Cow diagnosed with anthrax in Texas

Courtesy of the Texas Animal Health Commission

A single cow in Jim Wells County, Texas, has tested positive for anthrax infection, according to a report released on Monday.

Anthrax is a bacterial disease that, when found in animals, usually includes acute fever and rapid death with bleeding from body openings. Infected bodies often seem bloated and decompose quickly.

There is a vaccine for livestock that may be susceptible to anthrax infection, and if an individual believes their cows have been exposed, a veterinarian or Texas Animal Health Commission (TAHC) member should be notified. Animal producers are directed to follow sanitation precautions to protect themselves when they must handle affected livestock or carcasses and to follow proper disposal and vaccination procedures to prevent the spread of the infection before ending quarantine.

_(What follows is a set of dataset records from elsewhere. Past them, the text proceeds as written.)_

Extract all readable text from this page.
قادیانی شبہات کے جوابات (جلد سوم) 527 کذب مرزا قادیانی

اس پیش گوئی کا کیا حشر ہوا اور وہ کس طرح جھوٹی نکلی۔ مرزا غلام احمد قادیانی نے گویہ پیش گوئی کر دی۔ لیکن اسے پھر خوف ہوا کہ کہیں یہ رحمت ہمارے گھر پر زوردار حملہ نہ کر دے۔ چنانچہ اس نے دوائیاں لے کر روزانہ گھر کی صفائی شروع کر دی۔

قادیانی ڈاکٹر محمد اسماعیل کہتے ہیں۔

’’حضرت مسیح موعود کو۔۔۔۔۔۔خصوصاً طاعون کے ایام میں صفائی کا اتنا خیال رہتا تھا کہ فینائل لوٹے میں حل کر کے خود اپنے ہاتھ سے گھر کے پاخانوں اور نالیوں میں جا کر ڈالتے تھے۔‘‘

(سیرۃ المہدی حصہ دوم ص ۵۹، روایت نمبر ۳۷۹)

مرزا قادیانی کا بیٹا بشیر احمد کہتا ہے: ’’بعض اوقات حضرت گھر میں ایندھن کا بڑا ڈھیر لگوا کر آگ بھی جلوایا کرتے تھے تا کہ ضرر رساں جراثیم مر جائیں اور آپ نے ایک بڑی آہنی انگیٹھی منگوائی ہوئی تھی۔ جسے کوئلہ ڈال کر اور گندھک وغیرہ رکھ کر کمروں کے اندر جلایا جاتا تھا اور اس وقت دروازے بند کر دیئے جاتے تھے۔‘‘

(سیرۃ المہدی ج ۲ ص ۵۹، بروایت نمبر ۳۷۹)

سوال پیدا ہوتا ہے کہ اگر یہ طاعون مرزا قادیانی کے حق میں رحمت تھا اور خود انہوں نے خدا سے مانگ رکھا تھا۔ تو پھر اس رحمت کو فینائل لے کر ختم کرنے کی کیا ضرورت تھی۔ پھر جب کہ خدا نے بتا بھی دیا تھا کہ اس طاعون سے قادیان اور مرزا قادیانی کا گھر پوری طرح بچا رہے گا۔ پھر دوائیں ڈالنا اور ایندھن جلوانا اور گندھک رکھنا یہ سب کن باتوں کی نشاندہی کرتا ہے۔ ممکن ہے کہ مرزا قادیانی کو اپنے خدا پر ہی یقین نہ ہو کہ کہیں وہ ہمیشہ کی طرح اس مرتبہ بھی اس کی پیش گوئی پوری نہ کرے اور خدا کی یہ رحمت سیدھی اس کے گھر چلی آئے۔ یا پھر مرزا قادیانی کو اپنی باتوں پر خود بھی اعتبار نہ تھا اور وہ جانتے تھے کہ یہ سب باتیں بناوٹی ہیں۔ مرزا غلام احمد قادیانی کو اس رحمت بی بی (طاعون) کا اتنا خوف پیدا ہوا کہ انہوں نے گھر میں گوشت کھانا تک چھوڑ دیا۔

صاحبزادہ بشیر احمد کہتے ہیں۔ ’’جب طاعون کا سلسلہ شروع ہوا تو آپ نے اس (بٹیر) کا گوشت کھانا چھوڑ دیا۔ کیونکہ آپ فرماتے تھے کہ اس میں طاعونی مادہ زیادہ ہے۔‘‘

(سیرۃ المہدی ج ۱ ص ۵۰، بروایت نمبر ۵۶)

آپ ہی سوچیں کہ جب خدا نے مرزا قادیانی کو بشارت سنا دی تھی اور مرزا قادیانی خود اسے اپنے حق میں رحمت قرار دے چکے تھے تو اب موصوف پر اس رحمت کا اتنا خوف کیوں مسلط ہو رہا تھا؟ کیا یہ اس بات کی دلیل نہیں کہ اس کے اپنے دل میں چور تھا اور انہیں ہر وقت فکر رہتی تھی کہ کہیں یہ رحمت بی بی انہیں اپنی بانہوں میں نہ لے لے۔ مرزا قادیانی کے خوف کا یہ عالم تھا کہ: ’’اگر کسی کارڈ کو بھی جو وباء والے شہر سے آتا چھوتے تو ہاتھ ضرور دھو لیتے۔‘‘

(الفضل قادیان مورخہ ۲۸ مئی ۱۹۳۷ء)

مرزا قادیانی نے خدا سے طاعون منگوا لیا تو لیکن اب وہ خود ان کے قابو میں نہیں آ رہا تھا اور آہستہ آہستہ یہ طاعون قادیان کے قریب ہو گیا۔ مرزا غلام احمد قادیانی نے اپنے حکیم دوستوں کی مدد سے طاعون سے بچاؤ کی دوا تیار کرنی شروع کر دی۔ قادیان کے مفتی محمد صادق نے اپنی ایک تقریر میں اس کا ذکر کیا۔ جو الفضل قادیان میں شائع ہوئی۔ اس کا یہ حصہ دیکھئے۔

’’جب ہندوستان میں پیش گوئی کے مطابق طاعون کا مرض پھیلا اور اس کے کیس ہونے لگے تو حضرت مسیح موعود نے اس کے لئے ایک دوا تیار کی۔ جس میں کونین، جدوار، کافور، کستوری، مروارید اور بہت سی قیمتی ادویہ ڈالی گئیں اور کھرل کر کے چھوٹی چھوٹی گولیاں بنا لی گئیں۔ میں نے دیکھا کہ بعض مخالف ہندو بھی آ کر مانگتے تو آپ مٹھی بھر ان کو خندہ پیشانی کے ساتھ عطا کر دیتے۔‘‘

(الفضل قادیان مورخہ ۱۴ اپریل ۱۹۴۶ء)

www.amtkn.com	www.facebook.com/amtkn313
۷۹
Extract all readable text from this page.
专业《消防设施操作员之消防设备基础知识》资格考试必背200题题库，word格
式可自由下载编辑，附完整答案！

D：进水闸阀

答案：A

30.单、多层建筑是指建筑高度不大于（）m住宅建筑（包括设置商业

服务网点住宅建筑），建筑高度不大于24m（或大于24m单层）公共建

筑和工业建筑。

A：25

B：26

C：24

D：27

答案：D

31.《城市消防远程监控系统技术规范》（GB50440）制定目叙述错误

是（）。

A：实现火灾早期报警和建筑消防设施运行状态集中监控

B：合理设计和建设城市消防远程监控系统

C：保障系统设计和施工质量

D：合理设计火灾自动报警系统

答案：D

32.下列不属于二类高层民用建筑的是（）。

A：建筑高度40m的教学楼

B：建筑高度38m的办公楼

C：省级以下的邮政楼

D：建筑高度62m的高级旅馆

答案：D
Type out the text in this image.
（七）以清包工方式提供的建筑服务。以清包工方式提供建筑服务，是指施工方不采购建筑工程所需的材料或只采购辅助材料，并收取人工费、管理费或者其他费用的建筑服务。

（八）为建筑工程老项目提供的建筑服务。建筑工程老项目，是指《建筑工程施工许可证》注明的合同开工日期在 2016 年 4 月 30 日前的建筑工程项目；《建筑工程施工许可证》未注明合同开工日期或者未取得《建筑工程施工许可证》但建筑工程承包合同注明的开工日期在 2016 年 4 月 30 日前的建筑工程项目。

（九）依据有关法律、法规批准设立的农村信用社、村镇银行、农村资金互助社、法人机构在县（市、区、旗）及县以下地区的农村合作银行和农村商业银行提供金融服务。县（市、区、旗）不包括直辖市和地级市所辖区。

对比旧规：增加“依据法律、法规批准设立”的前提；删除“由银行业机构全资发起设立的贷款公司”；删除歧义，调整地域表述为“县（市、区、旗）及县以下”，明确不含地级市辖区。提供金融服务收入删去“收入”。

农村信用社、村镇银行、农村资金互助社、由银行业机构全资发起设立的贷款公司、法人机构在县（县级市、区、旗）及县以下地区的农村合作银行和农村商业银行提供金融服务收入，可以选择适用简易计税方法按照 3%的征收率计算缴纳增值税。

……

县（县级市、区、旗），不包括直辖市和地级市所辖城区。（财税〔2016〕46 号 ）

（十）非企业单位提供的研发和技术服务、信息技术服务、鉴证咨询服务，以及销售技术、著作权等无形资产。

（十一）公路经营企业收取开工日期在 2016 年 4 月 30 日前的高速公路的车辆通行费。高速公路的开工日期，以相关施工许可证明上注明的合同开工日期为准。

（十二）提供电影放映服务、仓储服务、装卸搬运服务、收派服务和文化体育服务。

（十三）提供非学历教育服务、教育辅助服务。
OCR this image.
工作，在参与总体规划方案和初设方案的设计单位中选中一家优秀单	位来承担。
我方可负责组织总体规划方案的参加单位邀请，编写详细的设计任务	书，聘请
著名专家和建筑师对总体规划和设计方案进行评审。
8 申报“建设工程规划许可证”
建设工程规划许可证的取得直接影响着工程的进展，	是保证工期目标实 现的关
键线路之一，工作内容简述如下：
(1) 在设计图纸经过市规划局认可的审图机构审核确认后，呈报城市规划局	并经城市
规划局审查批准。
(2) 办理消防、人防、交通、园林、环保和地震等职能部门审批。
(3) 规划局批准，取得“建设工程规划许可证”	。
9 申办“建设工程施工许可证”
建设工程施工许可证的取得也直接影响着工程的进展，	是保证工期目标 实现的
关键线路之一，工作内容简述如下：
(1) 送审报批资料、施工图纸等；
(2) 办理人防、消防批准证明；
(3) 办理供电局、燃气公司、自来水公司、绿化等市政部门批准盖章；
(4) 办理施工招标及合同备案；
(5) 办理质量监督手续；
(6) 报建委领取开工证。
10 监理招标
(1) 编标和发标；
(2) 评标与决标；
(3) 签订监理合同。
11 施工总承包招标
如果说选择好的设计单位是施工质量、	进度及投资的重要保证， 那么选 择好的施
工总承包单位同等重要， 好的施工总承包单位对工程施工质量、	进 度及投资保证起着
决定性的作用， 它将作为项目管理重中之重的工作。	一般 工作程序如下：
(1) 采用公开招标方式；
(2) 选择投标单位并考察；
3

“The TAHC will continue to work cooperatively with local veterinary practitioners and livestock producers to monitor the situation for possible new cases across the state," TAHC Assistant Executive Director for Animal Health Programs T.R. Lansford said. "Producers are encouraged to consult their veterinary practitioner or local TAHC office if they have questions about the disease.” 

Although this is the first documented case in Jim Wells County since the 1950s and the first case in Texas this year, the TAHC reports that anthrax cases typically are confined to an area surrounded by Uvalde, Ozona and Eagle Pass in Crockett, Val Verde, Sutton, Edwards, Kinney and Maverick counties.